Let’s be honest. When you look in the mirror first thing in the morning what are the messages you hear?

“Look at those bags under my eyes!” 

“Is that a new wrinkle?” 
“Is that acne? I thought that was supposed to stop when adolescence was over.” 
“Is that an age spot?”  

I recently asked this question of some young people. And while their messages did not refer to bags and age spots, they also had some less than positive things they say to themselves in the mirror. Their messages certainly gave me a larger window into understanding why anxiety and depression is so prevalent.

I challenged each of the young people for one month to look in the mirror first thing in the morning and say to yourself, “I am a blessing.” To begin each day reminding yourself first and foremost that you are a beloved child of God who is created in the image of God.

I went on to suggest to them that this exercise was actually a spiritual discipline.
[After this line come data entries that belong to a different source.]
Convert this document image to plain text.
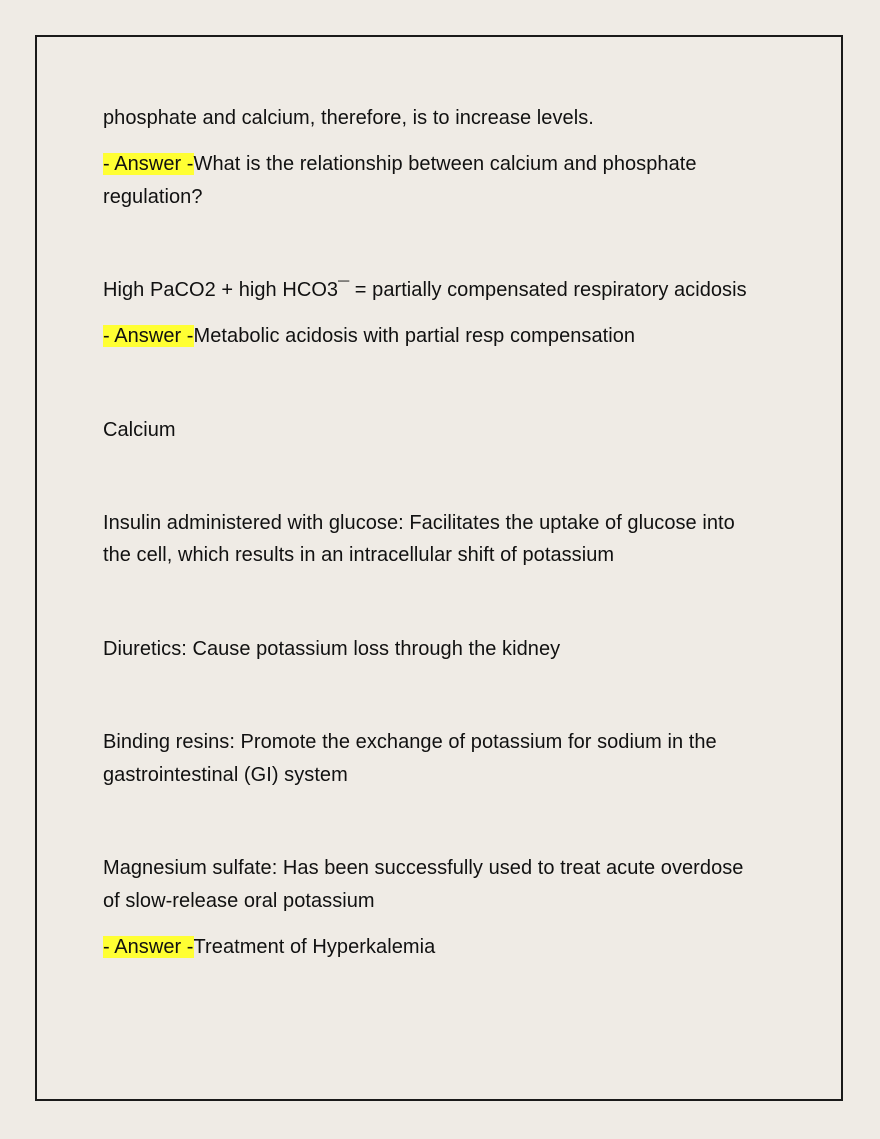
phosphate and calcium, therefore, is to increase levels.
- Answer -What is the relationship between calcium and phosphate
regulation?
High PaCO2 + high HCO3¯ = partially compensated respiratory acidosis
- Answer -Metabolic acidosis with partial resp compensation
Calcium
Insulin administered with glucose: Facilitates the uptake of glucose into
the cell, which results in an intracellular shift of potassium
Diuretics: Cause potassium loss through the kidney
Binding resins: Promote the exchange of potassium for sodium in the
gastrointestinal (GI) system
Magnesium sulfate: Has been successfully used to treat acute overdose
of slow-release oral potassium
- Answer -Treatment of Hyperkalemia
A discipline intended, before any other message (either self inflicted or suggested by another), to critically ground you first and foremost in the blessing of being God’s beloved.

I then went on to suggest to my young sisters and brothers that after their feet were firmly planted in the assurance of being a blessing, that they might ask themselves who they could affirm this day that they too are a blessing.  This as well, I offered, is a spiritual discipline. A discipline we affirm every time we commit ourselves in the Baptismal Covenant to, “seek and serve Christ in all persons.”

In this season of Epiphany when we are opening ourselves to the multitude of ways that Jesus has and is being made known, one of the many ways we do so is in claiming our blessedness and affirming the blessedness of others.